Near Childress, Texas. June 1938. “If you die, you’re dead – that’s all.”
Year after this photo was first published and exhibited, this previously unidentified lady was determined to be a woman named Nettie Fetherston. For more on her, see Nettie Featherston–1938.
The quote used in The Bitter Years exhibition comes from a larger caption that recorded a conversation between Lange and Featherston, “We made good money pullin’ bolls [cotton], when we could pull. But we’ve had no work since March. When we miss, we set and eat just the same. The worst thing we did was when we sold the car, but we had to sell it to eat, and now we can’t get away from here. We’d like to starve if it hadn’t been for what my sister in Enid sent me. When it snowed last April we had to burn beans to keep warm. You can’t get no relief here until you’ve lived here a year. This county’s a hard county. They won’t help bury you here. If you die, you’re dead, that’s all.” (Woman of the High Plains “If You Die, You’re Dead–That’s All.” Inspiring Visions, Artists’ Views of the American West, Amon Carter Museum, Fort Worth, Texas)

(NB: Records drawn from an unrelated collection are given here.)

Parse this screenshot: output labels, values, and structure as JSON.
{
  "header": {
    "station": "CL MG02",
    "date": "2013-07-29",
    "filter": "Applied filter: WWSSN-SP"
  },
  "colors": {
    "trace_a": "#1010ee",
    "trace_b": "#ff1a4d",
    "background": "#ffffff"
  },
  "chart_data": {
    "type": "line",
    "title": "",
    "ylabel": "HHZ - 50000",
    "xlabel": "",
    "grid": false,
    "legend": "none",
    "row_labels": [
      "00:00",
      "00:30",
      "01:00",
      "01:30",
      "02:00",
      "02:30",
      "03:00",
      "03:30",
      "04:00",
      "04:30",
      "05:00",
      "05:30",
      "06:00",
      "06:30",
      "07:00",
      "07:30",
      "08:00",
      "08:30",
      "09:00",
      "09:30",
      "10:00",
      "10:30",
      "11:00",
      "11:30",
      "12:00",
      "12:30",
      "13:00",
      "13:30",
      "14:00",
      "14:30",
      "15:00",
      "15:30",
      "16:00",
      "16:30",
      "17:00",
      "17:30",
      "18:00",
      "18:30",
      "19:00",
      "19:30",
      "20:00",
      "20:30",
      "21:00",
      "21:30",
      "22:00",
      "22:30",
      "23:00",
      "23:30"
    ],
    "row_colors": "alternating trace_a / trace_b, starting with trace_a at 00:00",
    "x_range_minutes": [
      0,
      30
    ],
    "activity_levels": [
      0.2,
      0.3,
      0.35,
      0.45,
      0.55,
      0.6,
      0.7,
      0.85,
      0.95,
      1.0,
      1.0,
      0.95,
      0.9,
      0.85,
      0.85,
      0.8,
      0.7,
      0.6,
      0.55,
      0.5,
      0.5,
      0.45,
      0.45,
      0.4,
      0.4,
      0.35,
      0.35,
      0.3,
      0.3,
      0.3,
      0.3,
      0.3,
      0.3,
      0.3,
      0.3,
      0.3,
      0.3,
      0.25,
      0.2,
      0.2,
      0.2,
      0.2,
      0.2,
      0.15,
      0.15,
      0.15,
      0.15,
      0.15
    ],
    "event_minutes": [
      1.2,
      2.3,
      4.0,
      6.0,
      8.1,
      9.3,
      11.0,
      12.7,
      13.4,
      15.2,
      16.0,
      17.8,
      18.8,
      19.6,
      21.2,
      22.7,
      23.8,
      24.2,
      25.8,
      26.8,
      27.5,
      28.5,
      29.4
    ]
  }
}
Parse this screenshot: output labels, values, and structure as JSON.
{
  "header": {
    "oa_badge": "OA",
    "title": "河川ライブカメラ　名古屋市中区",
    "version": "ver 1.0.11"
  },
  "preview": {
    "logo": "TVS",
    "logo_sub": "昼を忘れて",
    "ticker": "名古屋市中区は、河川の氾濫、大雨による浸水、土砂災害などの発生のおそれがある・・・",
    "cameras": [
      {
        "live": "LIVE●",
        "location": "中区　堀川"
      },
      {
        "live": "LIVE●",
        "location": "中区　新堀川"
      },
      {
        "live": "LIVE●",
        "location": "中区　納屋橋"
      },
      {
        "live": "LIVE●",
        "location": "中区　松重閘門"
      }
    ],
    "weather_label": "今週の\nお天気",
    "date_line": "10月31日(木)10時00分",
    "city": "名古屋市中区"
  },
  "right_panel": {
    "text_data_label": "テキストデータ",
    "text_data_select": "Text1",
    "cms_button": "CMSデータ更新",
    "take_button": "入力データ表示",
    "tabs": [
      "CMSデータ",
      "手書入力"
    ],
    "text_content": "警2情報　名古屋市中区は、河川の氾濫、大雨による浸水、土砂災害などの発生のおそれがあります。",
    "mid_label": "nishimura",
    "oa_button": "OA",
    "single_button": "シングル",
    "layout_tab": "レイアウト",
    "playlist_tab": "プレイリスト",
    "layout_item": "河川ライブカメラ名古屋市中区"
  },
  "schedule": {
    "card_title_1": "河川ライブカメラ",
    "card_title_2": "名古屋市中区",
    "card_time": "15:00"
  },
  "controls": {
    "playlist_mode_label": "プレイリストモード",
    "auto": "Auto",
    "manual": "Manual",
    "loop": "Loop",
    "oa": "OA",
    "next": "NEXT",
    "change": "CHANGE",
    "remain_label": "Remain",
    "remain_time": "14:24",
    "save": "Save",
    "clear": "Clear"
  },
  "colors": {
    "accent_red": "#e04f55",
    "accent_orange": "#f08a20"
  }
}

The Bitter Years, in 1962, was Edward Steichen’s last exhibition as Director of the Department of Photography at New York’s Museum of Modern Art (MoMA). The images in the exhibition were personally selected by Steichen from 270,000 photos taken for the Farm Security Administration by a team of photographers employed between 1935 and 1941 to document (primarily) rural America during the Great Depression.